È la prima volta che la Seleção si è trovata ad affrontare in Qatar un avversario in grado di contestarne il possesso. Così facendo la Croazia si è difesa con la palla. Quando poi c’era la possibilità di risalire il campo, la squadra di Dalic cercava di farlo con rapide accelerazioni esterne.

Il Brasile non ha saputo trovare contromisure a questo piano gara dei croati, anche se nel secondo tempo la squadra di Tite ha provato ad alzare l’intensità del contropressing e la velocità nelle transizioni, generando alcune buone opportunità prontamente sventate da Dominik Livaković (11 parate).

La rete del vantaggio brasiliano siglata da Neymar era frutto di una giocata individuale del giocatore del Psg. A questa ha risposto l’azione del pareggio croato che ha visti come interpreti Modrić, Nikola Vlašić, Mislav Oršić e Petković nell’unica occasione in cui la compagine biancorossa ha centrato la porta di Alisson.

Il palo colpito da Marquinhos ha come certificato quanto visto in campo nel corso della partita: una squadra che ha avuto le sue occasioni per vincere, ma che alla fine non è riuscita a capitalizzare. È una storia già vista in questo Mondiale, basti pensare alle vittorie del Giappone su Germania e Spagna.

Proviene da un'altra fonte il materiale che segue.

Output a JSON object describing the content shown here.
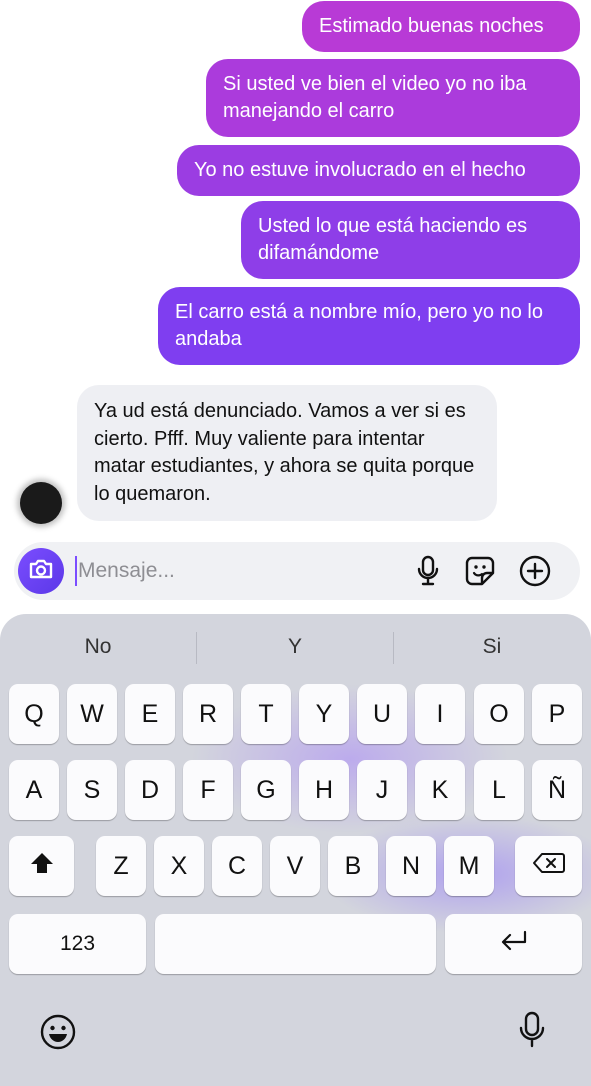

Stavolta però la squadra tecnicamente inferiore non si è limitata a difendere con un blocco basso e sperare in qualche ripartenza, ma ha invece saputo gestire il contesto attraverso il controllo del pallone.

Per la Croazia, quella contro il brasile è la 7° partita sulle 8 a eliminazione diretta disputate da Euro 2016 conclusasi ai supplementari o ai rigori.  

I croati si sono qualificati in 5 su queste 7 occasioni. Non è un caso. La Croazia addormenta la partita, muovendo palla ai suoi ritmi quando in possesso e difendendo con tutti gli effettivi dietro linea palla quando ad attaccare sono gli altri.

Questo approccio è stato fino ad oggi efficace in questo genere di competizioni. Di certo quindi la qualificazione della Croazia non può essere attribuita soltanto agli errori del Brasile. Dietro questa Croazia c’è l’identità tattica data da Dalić ai suoi giocatori.